Keduanya adalah sesuatu yang pasti terjadi dan menghampiri siapa saja, entah seseorang dalam keadaan bersiap atau sebaliknya saat seseorang dalam keadaan jauh dari Allah ta’ala.
Sebagaimana firmanNya
يَا أَيُّهَا الَّذِينَ آمَنُوا اتَّقُوا اللَّهَ وَلْتَنْظُرْ نَفْسٌ مَا قَدَّمَتْ لِغَدٍ وَاتَّقُوا اللَّهَ إِنَّ اللَّهَ خَبِيرٌ بِمَا تَعْمَلُونَ , وَلا تَكُونُوا كَالَّذِينَ نَسُوا اللَّهَ فَأَنْسَاهُمْ أَنْفُسَهُمْ أُولَئِكَ هُمُ الْفَاسِقُونَ
Hai orang-orang yang beriman, bertakwalah kepada Allah dan hendaklah setiap diri memperhatikan apa yang telah diperbuatnya untuk hari esok (akhirat), dan bertakwalah kepada Allah, sesungguhnya Allah Maha Mengetahui apa yang kamu kerjakan. Dan janganlah kamu seperti orang-orang yang lupa kepada Allah, lalu Allah menjadikan mereka lupa kepada diri mereka sendiri.
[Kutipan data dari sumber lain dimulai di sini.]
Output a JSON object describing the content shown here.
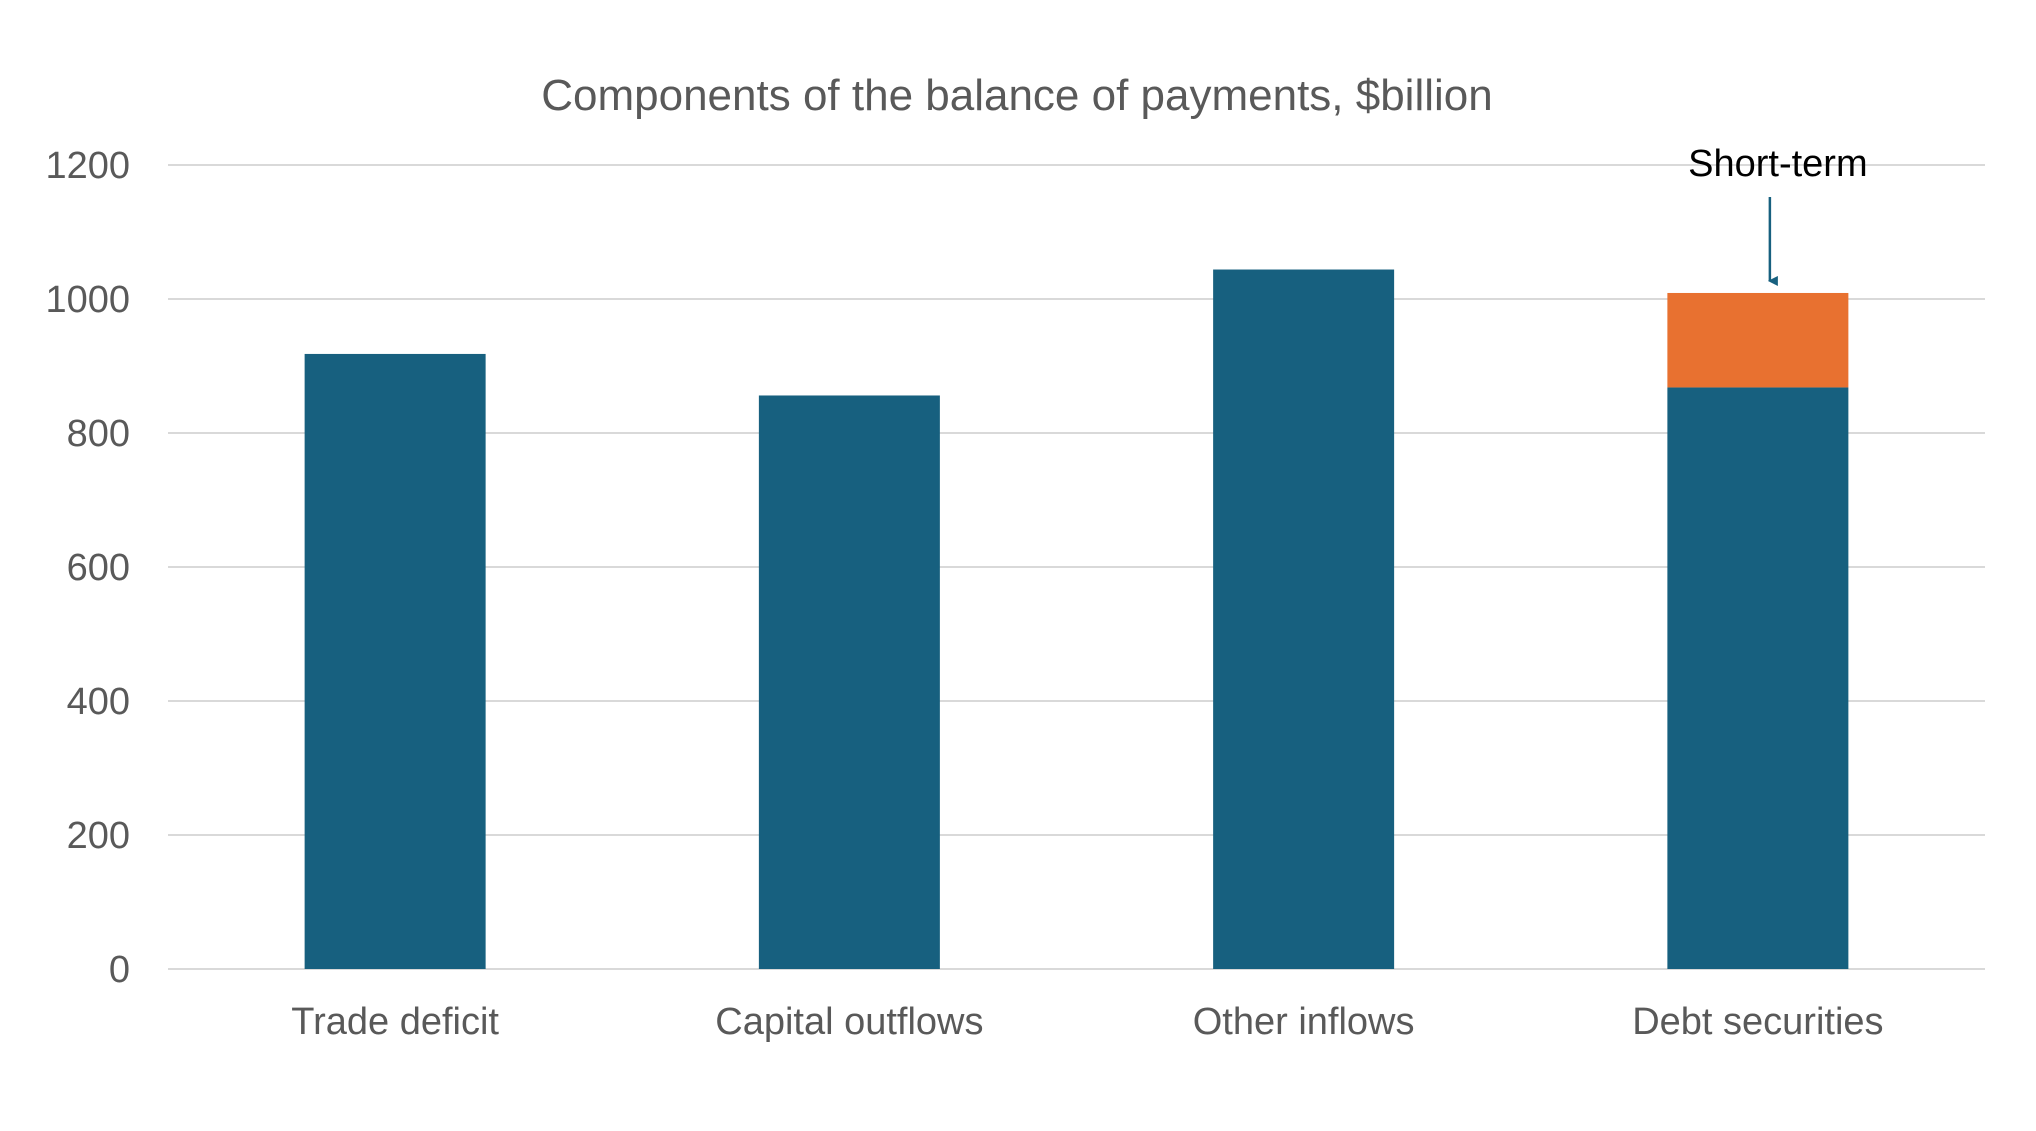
{
  "chart_data": {
    "type": "bar",
    "stacked": true,
    "title": "Components of the balance of payments, $billion",
    "xlabel": "",
    "ylabel": "",
    "categories": [
      "Trade deficit",
      "Capital outflows",
      "Other inflows",
      "Debt securities"
    ],
    "series": [
      {
        "color": "#17607F",
        "values": [
          918,
          856,
          1044,
          868
        ]
      },
      {
        "color": "#E87130",
        "values": [
          0,
          0,
          0,
          141
        ]
      }
    ],
    "ylim": [
      0,
      1200
    ],
    "yticks": [
      0,
      200,
      400,
      600,
      800,
      1000,
      1200
    ],
    "grid": true,
    "legend": "none",
    "annotations": [
      {
        "text": "Short-term",
        "category": "Debt securities",
        "arrow": "down",
        "arrow_color": "#17607F"
      }
    ]
  }
}
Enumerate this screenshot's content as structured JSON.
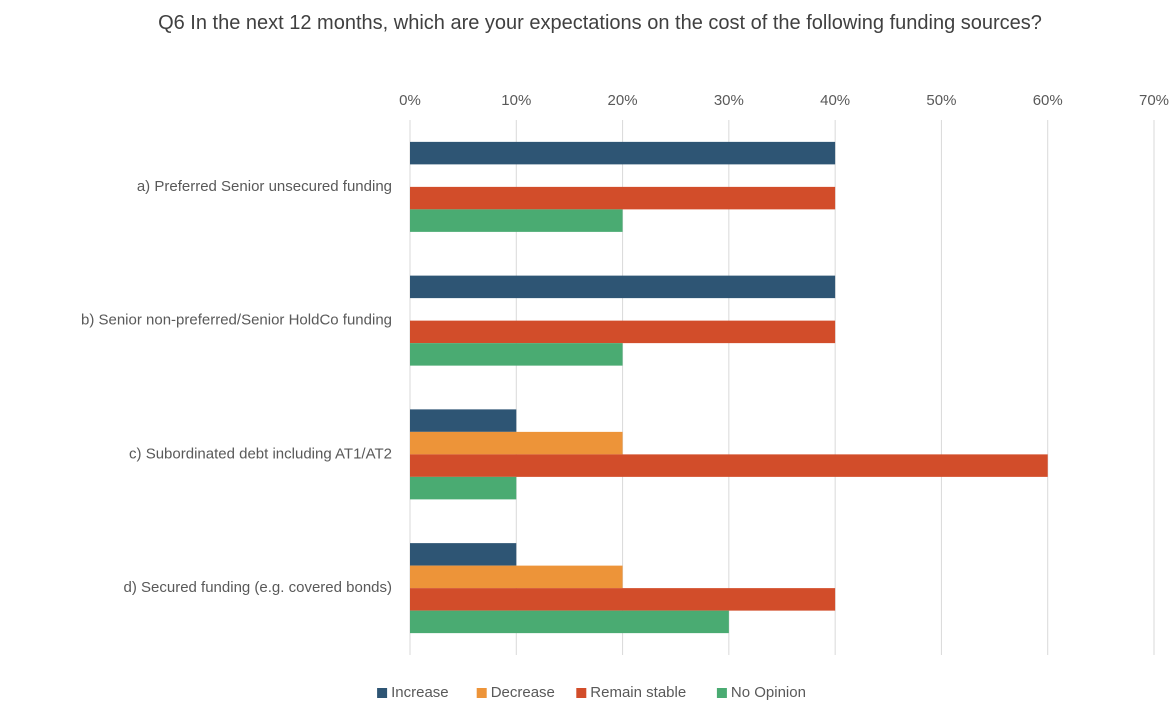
{
  "chart_data": {
    "type": "bar",
    "orientation": "horizontal",
    "title": "Q6 In the next 12 months, which are your expectations on the cost of the following funding sources?",
    "categories": [
      "a) Preferred Senior unsecured funding",
      "b) Senior non-preferred/Senior HoldCo funding",
      "c) Subordinated debt including AT1/AT2",
      "d) Secured funding (e.g. covered bonds)"
    ],
    "series": [
      {
        "name": "Increase",
        "color": "#2e5574",
        "values": [
          40,
          40,
          10,
          10
        ]
      },
      {
        "name": "Decrease",
        "color": "#ed9439",
        "values": [
          0,
          0,
          20,
          20
        ]
      },
      {
        "name": "Remain stable",
        "color": "#d24d2a",
        "values": [
          40,
          40,
          60,
          40
        ]
      },
      {
        "name": "No Opinion",
        "color": "#4aab72",
        "values": [
          20,
          20,
          10,
          30
        ]
      }
    ],
    "xlim": [
      0,
      70
    ],
    "xticks": [
      {
        "value": 0,
        "label": "0%"
      },
      {
        "value": 10,
        "label": "10%"
      },
      {
        "value": 20,
        "label": "20%"
      },
      {
        "value": 30,
        "label": "30%"
      },
      {
        "value": 40,
        "label": "40%"
      },
      {
        "value": 50,
        "label": "50%"
      },
      {
        "value": 60,
        "label": "60%"
      },
      {
        "value": 70,
        "label": "70%"
      }
    ],
    "grid": true,
    "legend": "bottom"
  }
}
Mereka itulah orang-orang yang fasik. (Al-Hasyr 18-19)
Dalam tafsir Ibnu Katsir dijelaskan bahwa bahwa makna ayat diatas bermakna
Perintah untuk bertakwa kepada Allah ta’ala yang pengertiannya mencakup perbuatan apa yang diperintahkan oleh-Nya dan meninggalkan apa yang dilarang oleh-Nya.
Anjuran lainnya pula agar manusia menghitung amalan kebaikan yang diperbuat sebelum dimintai pertanggung jawaban, dan hendaklah manusia memperhatikan apa yang telah ia simpan berupa bekal amal-amal saleh untuk hari ia akan dikembalikan, yaitu hari dimana manusia menghadap Tuhan yaitu Allah ta’ala.
Ketahuilah bahwa Allah ta’ala mengetahui semua amal perbuatan manusia, tiada sesuatu pun yang tersembunyi bagi-Nya dan tiada sesuatu pun baik yang besar maupun yang kecil dari urusan manusia yang luput dari pengetahuan-Nya.
Jangan pula manusia lupa dari mengingat Allah ta’ala, yang akhirnya membuat lupa kepada amal saleh yang bermanfaat di hari kemudian, karena sesungguhnya pembalasan itu disesuaikan dengan jenis perbuatannya.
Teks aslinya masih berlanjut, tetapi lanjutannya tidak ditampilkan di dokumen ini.